A special prototype model aeroplane of mass 400g has a control wire 8cm long attached to its body. The other end of the control line is attached to a fixed point. When the aeroplane flies with its wings horizontal in a horizontal circle, making one revolution every 4 s, the control wire is elevated 30 degrees above the horizontal. Determine (a)the tension in the control wire, (b)the lift on the plane. (g=10m/s^2 and pi^2=10)

Question

A special prototype model aeroplane of mass 400g has a control wire 8cm long attached to its body. The other end of the control line is attached to a fixed point. When the aeroplane flies with its wings horizontal in a horizontal circle, making one revolution every 4 s, the control wire is elevated 30 degrees above the horizontal.
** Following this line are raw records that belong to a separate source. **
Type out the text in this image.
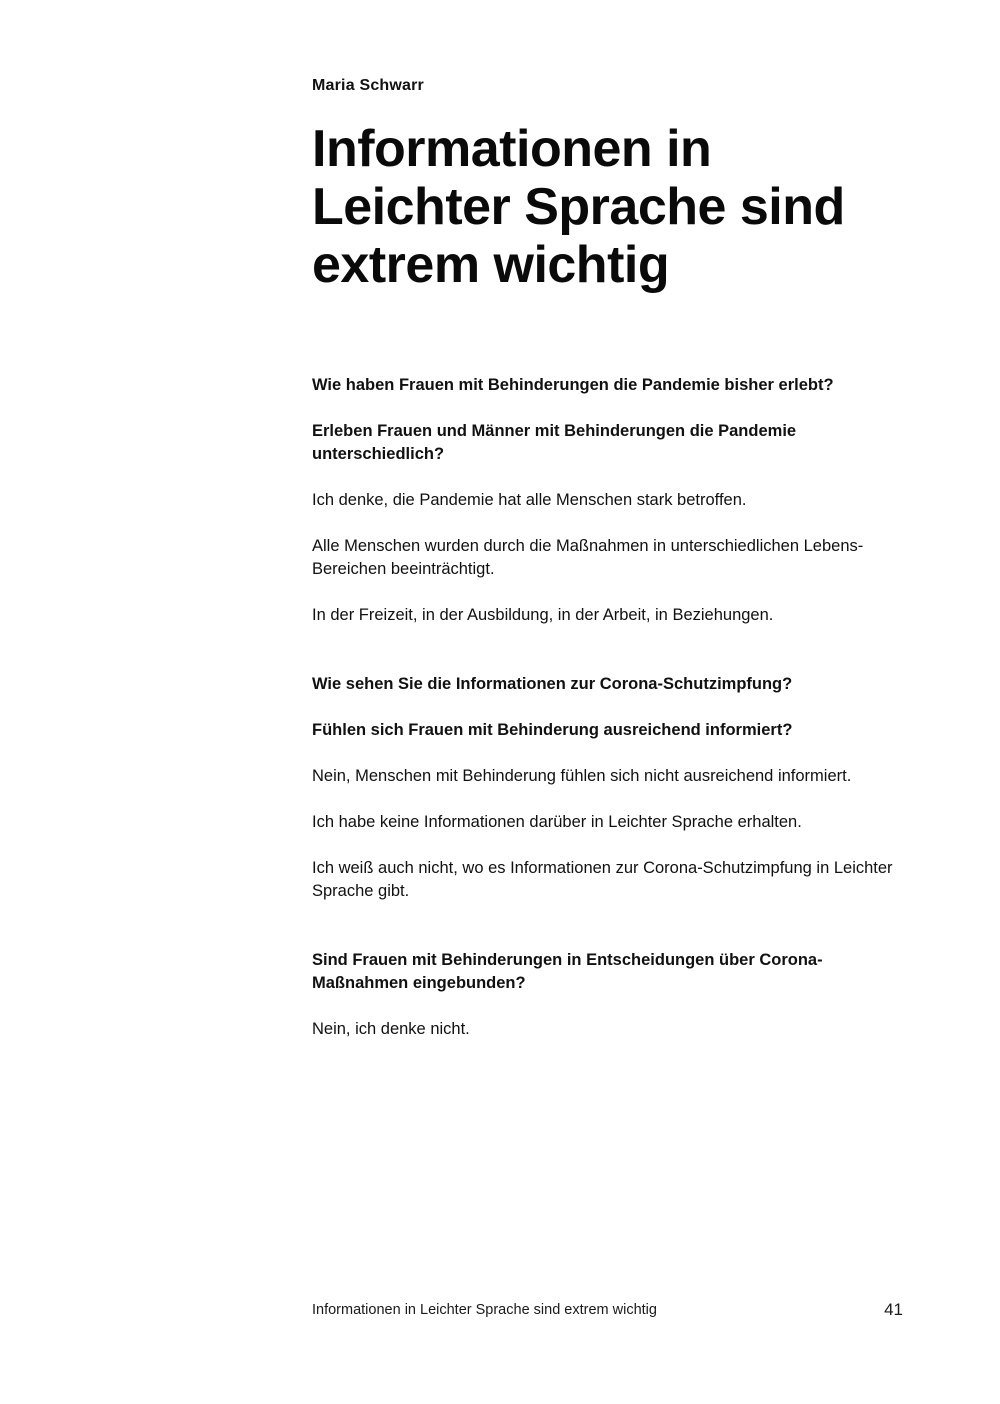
Maria Schwarr
Informationen in
Leichter Sprache sind
extrem wichtig

Wie haben Frauen mit Behinderungen die Pandemie bisher erlebt?

Erleben Frauen und Männer mit Behinderungen die Pandemie unterschiedlich?

Ich denke, die Pandemie hat alle Menschen stark betroffen.

Alle Menschen wurden durch die Maßnahmen in unterschiedlichen Lebens-Bereichen beeinträchtigt.

In der Freizeit, in der Ausbildung, in der Arbeit, in Beziehungen.

Wie sehen Sie die Informationen zur Corona-Schutzimpfung?

Fühlen sich Frauen mit Behinderung ausreichend informiert?

Nein, Menschen mit Behinderung fühlen sich nicht ausreichend informiert.

Ich habe keine Informationen darüber in Leichter Sprache erhalten.

Ich weiß auch nicht, wo es Informationen zur Corona-Schutzimpfung in Leichter Sprache gibt.

Sind Frauen mit Behinderungen in Entscheidungen über Corona-Maßnahmen eingebunden?

Nein, ich denke nicht.

Informationen in Leichter Sprache sind extrem wichtig	41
Determine (a)the tension in the control wire, (b)the lift on the plane. (g=10m/s^2 and pi^2=10)

Answer 1

To determine the tension in the control wire and the lift on the plane, we can break down the problem into different components.

(a) Tension in the control wire:
The tension in the control wire can be found using the centripetal force acting on the plane. In a circular motion, the centripetal force is given by the equation:

F = (m * v^2) / r

Where:
F = Centripetal force (tension in the control wire)
m = Mass of the plane (0.4 kg)
v = Velocity of the plane in its circular path
r = Radius of the circular path (length of the control wire)

We are given that the plane makes one revolution every 4 seconds. In one revolution, the plane will travel a distance equal to the circumference of its circular path. The circumference of a circle is given by the formula:

C = 2 * pi * r

Since the plane completes one revolution every 4 seconds, the velocity of the plane is given by:

v = C / t

Substituting the values, we have:

v = (2 * pi * r) / 4

Now, we can substitute this velocity value into the centripetal force equation:

Tension (F) = (m * ((2 * pi * r) / 4)^2) / r

Simplifying further:

F = (m * 4 * pi^2 * r) / 16

Given that pi^2 = 10, we can substitute it, and the mass and radius values:

F = (0.4 * 4 * 10 * r) / 16

Simplifying:

F = (2 * r) / 4

F = r / 2

Therefore, the tension in the control wire is equal to half the radius of the circular path.

(b) Lift on the plane:
The lift on the plane can be found using the equation:

L = m * g * sin(theta)

Where:
L = Lift
m = Mass of the plane (0.4 kg)
g = Acceleration due to gravity (10 m/s^2)
theta = Angle of inclination above the horizontal (30 degrees)

Substituting the values, we have:

L = 0.4 * 10 * sin(30)

Using the value of sin(30) as 1/2, we simplify:

L = 0.4 * 10 * 1/2

L = 2 N

Therefore, the lift on the plane is 2 Newtons.